As Samsung( re) launched its clamshell folding phone last week, I deterred discovering the same question pop up amongst my social curves: why?

I was wondering the same thing myself, to be honest. I’m not sure even Samsung knows; they’d winning me over by the end, but only reasonably. The halfway-folded, laptop-style” Flex Mode” offers an opportunity to place the phone on a table for hands-free video announcing. That’s pretty neat, I suspect. But … is that it?

The best provide answers to ” why ?” I’ve come up with so far isn’t a exceedingly filling one: As they can( maybe ). And since they are sort of it is necessary to do something.
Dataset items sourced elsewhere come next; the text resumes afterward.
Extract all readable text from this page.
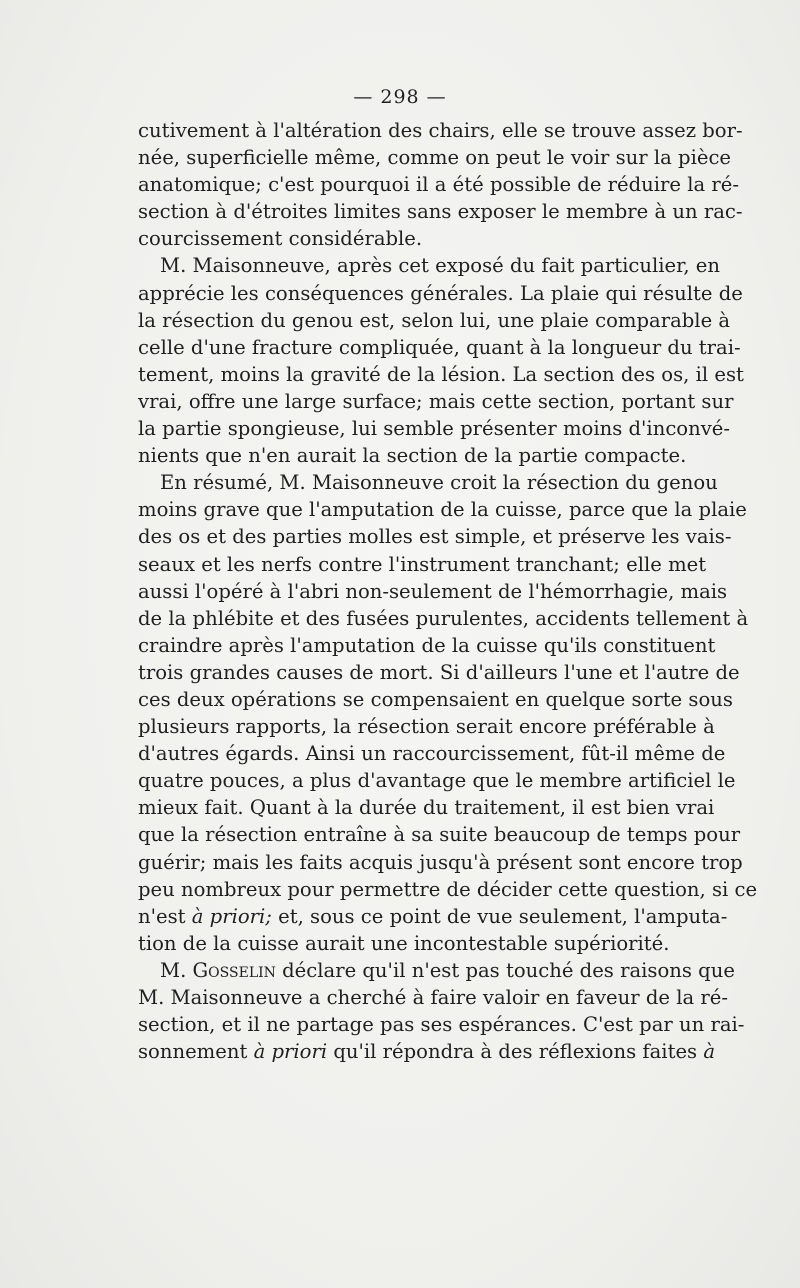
— 298 —

cutivement à l'altération des chairs, elle se trouve assez bor-
née, superficielle même, comme on peut le voir sur la pièce
anatomique; c'est pourquoi il a été possible de réduire la ré-
section à d'étroites limites sans exposer le membre à un rac-
courcissement considérable.

M. Maisonneuve, après cet exposé du fait particulier, en
apprécie les conséquences générales. La plaie qui résulte de
la résection du genou est, selon lui, une plaie comparable à
celle d'une fracture compliquée, quant à la longueur du trai-
tement, moins la gravité de la lésion. La section des os, il est
vrai, offre une large surface; mais cette section, portant sur
la partie spongieuse, lui semble présenter moins d'inconvé-
nients que n'en aurait la section de la partie compacte.

En résumé, M. Maisonneuve croit la résection du genou
moins grave que l'amputation de la cuisse, parce que la plaie
des os et des parties molles est simple, et préserve les vais-
seaux et les nerfs contre l'instrument tranchant; elle met
aussi l'opéré à l'abri non-seulement de l'hémorrhagie, mais
de la phlébite et des fusées purulentes, accidents tellement à
craindre après l'amputation de la cuisse qu'ils constituent
trois grandes causes de mort. Si d'ailleurs l'une et l'autre de
ces deux opérations se compensaient en quelque sorte sous
plusieurs rapports, la résection serait encore préférable à
d'autres égards. Ainsi un raccourcissement, fût-il même de
quatre pouces, a plus d'avantage que le membre artificiel le
mieux fait. Quant à la durée du traitement, il est bien vrai
que la résection entraîne à sa suite beaucoup de temps pour
guérir; mais les faits acquis jusqu'à présent sont encore trop
peu nombreux pour permettre de décider cette question, si ce
n'est à priori; et, sous ce point de vue seulement, l'amputa-
tion de la cuisse aurait une incontestable supériorité.

M. Gosselin déclare qu'il n'est pas touché des raisons que
M. Maisonneuve a cherché à faire valoir en faveur de la ré-
section, et il ne partage pas ses espérances. C'est par un rai-
sonnement à priori qu'il répondra à des réflexions faites à
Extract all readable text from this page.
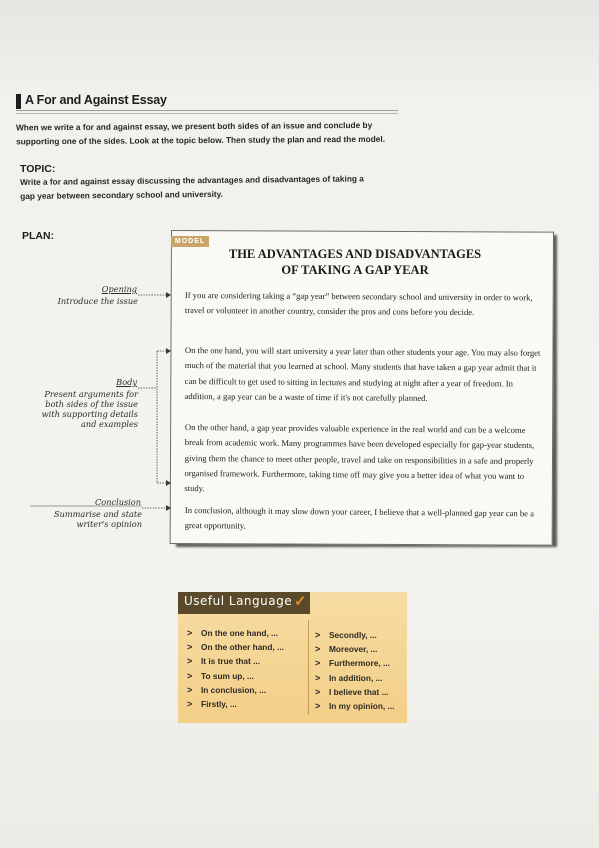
A For and Against Essay
When we write a for and against essay, we present both sides of an issue and conclude by supporting one of the sides. Look at the topic below. Then study the plan and read the model.
TOPIC:
Write a for and against essay discussing the advantages and disadvantages of taking a gap year between secondary school and university.
PLAN:	MODEL
THE ADVANTAGES AND DISADVANTAGES
OF TAKING A GAP YEAR
If you are considering taking a “gap year” between secondary school and university in order to work, travel or volunteer in another country, consider the pros and cons before you decide.
On the one hand, you will start university a year later than other students your age. You may also forget much of the material that you learned at school. Many students that have taken a gap year admit that it can be difficult to get used to sitting in lectures and studying at night after a year of freedom. In addition, a gap year can be a waste of time if it's not carefully planned.
On the other hand, a gap year provides valuable experience in the real world and can be a welcome break from academic work. Many programmes have been developed especially for gap-year students, giving them the chance to meet other people, travel and take on responsibilities in a safe and properly organised framework. Furthermore, taking time off may give you a better idea of what you want to study.
In conclusion, although it may slow down your career, I believe that a well-planned gap year can be a great opportunity.
Opening
Introduce the issue
Body
Present arguments for both sides of the issue with supporting details and examples
Conclusion
Summarise and state writer's opinion
Useful Language ✓
>	On the one hand, ...
>	On the other hand, ...
>	It is true that ...
>	To sum up, ...
>	In conclusion, ...
>	Firstly, ...
>	Secondly, ...
>	Moreover, ...
>	Furthermore, ...
>	In addition, ...
>	I believe that ...
>	In my opinion, ...
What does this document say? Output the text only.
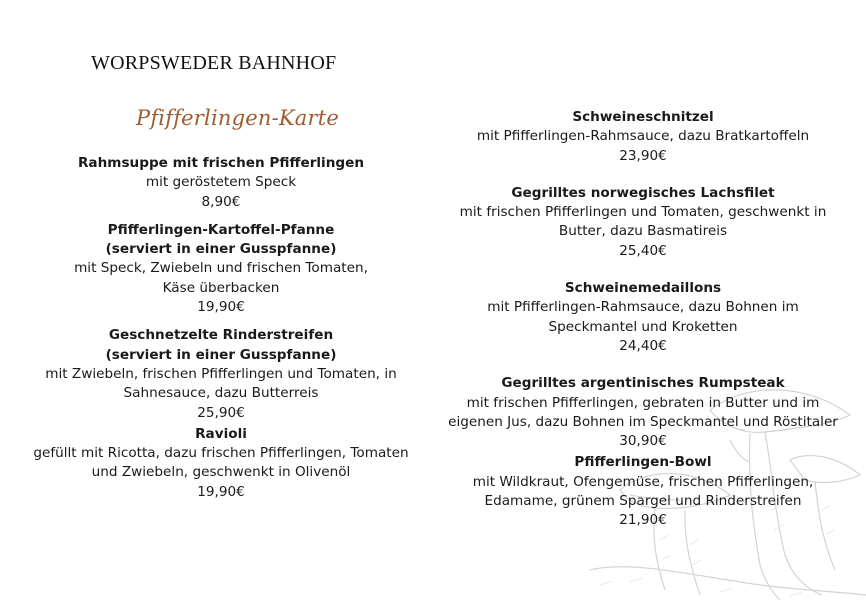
WORPSWEDER BAHNHOF
Pfifferlingen-Karte
Rahmsuppe mit frischen Pfifferlingen
mit geröstetem Speck
8,90€
Pfifferlingen-Kartoffel-Pfanne
(serviert in einer Gusspfanne)
mit Speck, Zwiebeln und frischen Tomaten,
Käse überbacken
19,90€
Geschnetzelte Rinderstreifen
(serviert in einer Gusspfanne)
mit Zwiebeln, frischen Pfifferlingen und Tomaten, in
Sahnesauce, dazu Butterreis
25,90€
Ravioli
gefüllt mit Ricotta, dazu frischen Pfifferlingen, Tomaten
und Zwiebeln, geschwenkt in Olivenöl
19,90€
Schweineschnitzel
mit Pfifferlingen-Rahmsauce, dazu Bratkartoffeln
23,90€
Gegrilltes norwegisches Lachsfilet
mit frischen Pfifferlingen und Tomaten, geschwenkt in
Butter, dazu Basmatireis
25,40€
Schweinemedaillons
mit Pfifferlingen-Rahmsauce, dazu Bohnen im
Speckmantel und Kroketten
24,40€
Gegrilltes argentinisches Rumpsteak
mit frischen Pfifferlingen, gebraten in Butter und im
eigenen Jus, dazu Bohnen im Speckmantel und Röstitaler
30,90€
Pfifferlingen-Bowl
mit Wildkraut, Ofengemüse, frischen Pfifferlingen,
Edamame, grünem Spargel und Rinderstreifen
21,90€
Let’s time-travel back to the early 2000 s. Phones were quirky, motley and no manufacturers certainly knew what was going to work. We had basic snap telephones and Nokia’s indestructible bricks, but we also had telephones that swiveled, slipped and included chunky physical keyboards that seemed absolutely crucial. The Sidekick! LG Chocolate! BlackBerry Pearl! Most were pretty bad by today’s standards, but it was at least easy to tell one model from the next.

( Photo by Kim Kulish/ Corbis via Getty Images)

Then came the iPhone in 2007; a rectangular glass slab defined less by physical buttons and permutations and more by the software that powered it. The machine itself, a silhouette. There was hesitation to this formula, first; the first Android phones shipped with swiveling keyboards, trackballs and numerous slip pads. As iPhone marketings grew, everyone else’s buttons, sliders and keyboards were boiled away as decorators imitated the iPhone’s form factor. The best reaction, it appears to be, was a simple one.

Twelve years later, everything has become the same. Phones have become … digesting. When everyone is trying to build a better rectangle, the combat became one of hardware specs. Which one has the fastest CPU? The best camera?